Marcos - I'd like to learn more about the issues you're having with integrated video cards. Can you e-mail us at DEVPERF@Microsoft.com?
RichB - We've been trying to find who worked with you and dropped the ball. Can you e-mail me personally at David.Berg at Microsoft.com so we can follow up?
The performance profiling tool we've been sending out is very limited on XP because XP doesn't support getting call stacks for events, Vista and Win 7 do. However, there are other ways of getting performance information on XP, and I agree we shouldn't just stop because of OS limitations.
I've noted your concerns about testing with encrypted hard disks for consideration when we start planning the next update to our performance lab.
Abe - Can you send more information about the toolbox performance issues you've been seeing to DevPERF@Microsoft.com?
Frans - You're dead on about how performance problems can seep into a product, especially one as large and complex as VS. For what it's worth we're taking a LOT more complex, risky fixes post Beta 2 than we normally would, because we really want to improve performance as much as we reasonably can.
Dan - VS is usually pretty snappy on my quad core boxes (but admittedly not always). I'd like to learn more about the problems you're seeing. Can you e-mail us at DevPERF@Microsoft.com?
All - Testing on a wider variety of configurations is, as Brian said, something we're going to have to fix. We thought we could measure disk io, memory, and other factors and as long as we helad the line on those, we'd be okay. But this ignores the human factor - which is that it's really hard to get a developer to care about an extra 100 disk IOs unless we can tie it back to real world customer performance issues. Otherwise it's just treated as noise. The way we have to solve that is by making sure we do have the real world performance numbers to show that those extra disk IOs do constitute a real customer problem.
Regards,
David Berg
Performance Engineering
Please include virus scanner in your “real world” testing.
-----------------------------------------------------------------
I have in the past worked a company that had the virus check setup to do a complete scan of all file types (regardless of extension) each time the file is access (including just asking for the last modified date)

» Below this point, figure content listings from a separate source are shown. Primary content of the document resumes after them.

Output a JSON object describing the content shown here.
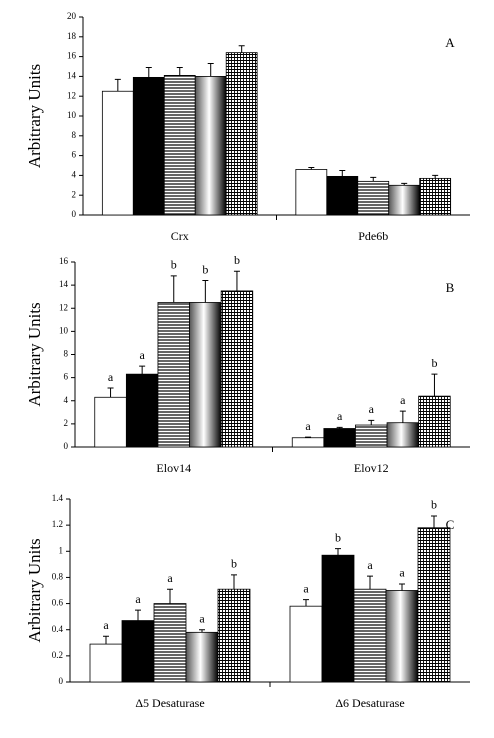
{
  "chart_data": [
    {
      "type": "bar",
      "label": "A",
      "ylabel": "Arbitrary Units",
      "categories": [
        "Crx",
        "Pde6b"
      ],
      "ylim": [
        0,
        20
      ],
      "yticks": [
        0,
        2,
        4,
        6,
        8,
        10,
        12,
        14,
        16,
        18,
        20
      ],
      "series": [
        {
          "fill": "white",
          "values": [
            12.5,
            4.6
          ],
          "errors": [
            1.2,
            0.2
          ]
        },
        {
          "fill": "black",
          "values": [
            13.9,
            3.9
          ],
          "errors": [
            1.0,
            0.6
          ]
        },
        {
          "fill": "horizontal-lines",
          "values": [
            14.1,
            3.4
          ],
          "errors": [
            0.8,
            0.4
          ]
        },
        {
          "fill": "gradient",
          "values": [
            14.0,
            3.0
          ],
          "errors": [
            1.3,
            0.2
          ]
        },
        {
          "fill": "crosshatch",
          "values": [
            16.4,
            3.7
          ],
          "errors": [
            0.7,
            0.3
          ]
        }
      ]
    },
    {
      "type": "bar",
      "label": "B",
      "ylabel": "Arbitrary Units",
      "categories": [
        "Elov14",
        "Elov12"
      ],
      "ylim": [
        0,
        16
      ],
      "yticks": [
        0,
        2,
        4,
        6,
        8,
        10,
        12,
        14,
        16
      ],
      "series": [
        {
          "fill": "white",
          "values": [
            4.3,
            0.8
          ],
          "errors": [
            0.8,
            0.05
          ],
          "letters": [
            "a",
            "a"
          ]
        },
        {
          "fill": "black",
          "values": [
            6.3,
            1.6
          ],
          "errors": [
            0.7,
            0.1
          ],
          "letters": [
            "a",
            "a"
          ]
        },
        {
          "fill": "horizontal-lines",
          "values": [
            12.5,
            1.9
          ],
          "errors": [
            2.3,
            0.4
          ],
          "letters": [
            "b",
            "a"
          ]
        },
        {
          "fill": "gradient",
          "values": [
            12.5,
            2.1
          ],
          "errors": [
            1.9,
            1.0
          ],
          "letters": [
            "b",
            "a"
          ]
        },
        {
          "fill": "crosshatch",
          "values": [
            13.5,
            4.4
          ],
          "errors": [
            1.7,
            1.9
          ],
          "letters": [
            "b",
            "b"
          ]
        }
      ]
    },
    {
      "type": "bar",
      "label": "C",
      "ylabel": "Arbitrary Units",
      "categories": [
        "Δ5 Desaturase",
        "Δ6 Desaturase"
      ],
      "ylim": [
        0,
        1.4
      ],
      "yticks": [
        0,
        0.2,
        0.4,
        0.6,
        0.8,
        1,
        1.2,
        1.4
      ],
      "series": [
        {
          "fill": "white",
          "values": [
            0.29,
            0.58
          ],
          "errors": [
            0.06,
            0.05
          ],
          "letters": [
            "a",
            "a"
          ]
        },
        {
          "fill": "black",
          "values": [
            0.47,
            0.97
          ],
          "errors": [
            0.08,
            0.05
          ],
          "letters": [
            "a",
            "b"
          ]
        },
        {
          "fill": "horizontal-lines",
          "values": [
            0.6,
            0.71
          ],
          "errors": [
            0.11,
            0.1
          ],
          "letters": [
            "a",
            "a"
          ]
        },
        {
          "fill": "gradient",
          "values": [
            0.38,
            0.7
          ],
          "errors": [
            0.02,
            0.05
          ],
          "letters": [
            "a",
            "a"
          ]
        },
        {
          "fill": "crosshatch",
          "values": [
            0.71,
            1.18
          ],
          "errors": [
            0.11,
            0.09
          ],
          "letters": [
            "b",
            "b"
          ]
        }
      ]
    }
  ]
}
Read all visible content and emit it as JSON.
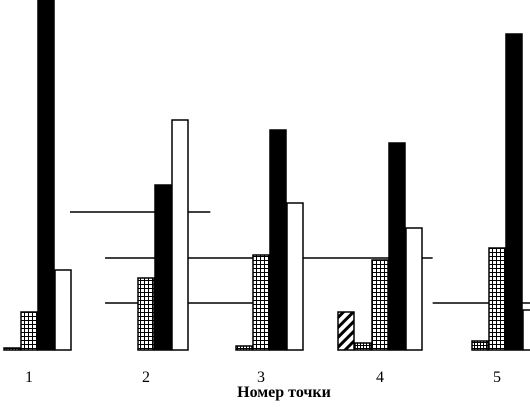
{
  "chart_data": {
    "type": "bar",
    "title": "",
    "xlabel": "Номер точки",
    "ylabel": "",
    "categories": [
      "1",
      "2",
      "3",
      "4",
      "5"
    ],
    "ylim": [
      0,
      350
    ],
    "grid": false,
    "legend": "none",
    "series": [
      {
        "pattern": "hatched",
        "values": [
          0,
          0,
          0,
          38,
          0
        ]
      },
      {
        "pattern": "checkered-small",
        "values": [
          2,
          0,
          4,
          7,
          9
        ]
      },
      {
        "pattern": "checkered",
        "values": [
          38,
          72,
          95,
          90,
          102
        ]
      },
      {
        "pattern": "solid",
        "color": "#000000",
        "values": [
          350,
          165,
          220,
          207,
          316
        ]
      },
      {
        "pattern": "empty",
        "color": "#ffffff",
        "values": [
          80,
          230,
          147,
          122,
          40
        ]
      }
    ],
    "reference_lines": [
      {
        "y": 47,
        "x_from": 1.65,
        "x_to": 3.15
      },
      {
        "y": 47,
        "x_from": 4.45,
        "x_to": 5.3
      },
      {
        "y": 92,
        "x_from": 1.65,
        "x_to": 4.45
      },
      {
        "y": 138,
        "x_from": 1.35,
        "x_to": 2.55
      }
    ]
  }
}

Trying to get IT to let you change the virus checker setup is like hitting your head on a brick wall.
(In the above company the system was being ported from Unit to Windows and the IT department did not touch the Unit machines, so windows was always blamed for the slow speed not the IT department)
So the first block read from a file can cost a LOT more in real life then in the lab!!
Please include storing all FILE on a network file server in your tests.
I have worked for more than one company in the past that would not let you store ANY files on your local disk. Therefore all code files, the project files and even the “bin” directories had to be stored on the file server.
Therefore the latency of file access is a lot more and file watchers don’t work very well to detect when code files have changed.
I know that using a file server is not a recommended setup, but ales developer studio shows an error dlg when you try to load a project from a file sever, IT departments will not change their policies. After all it was Microsoft that told them to stop users saving local data to reduce the cost of managing PCs and all users MUST be treated the same.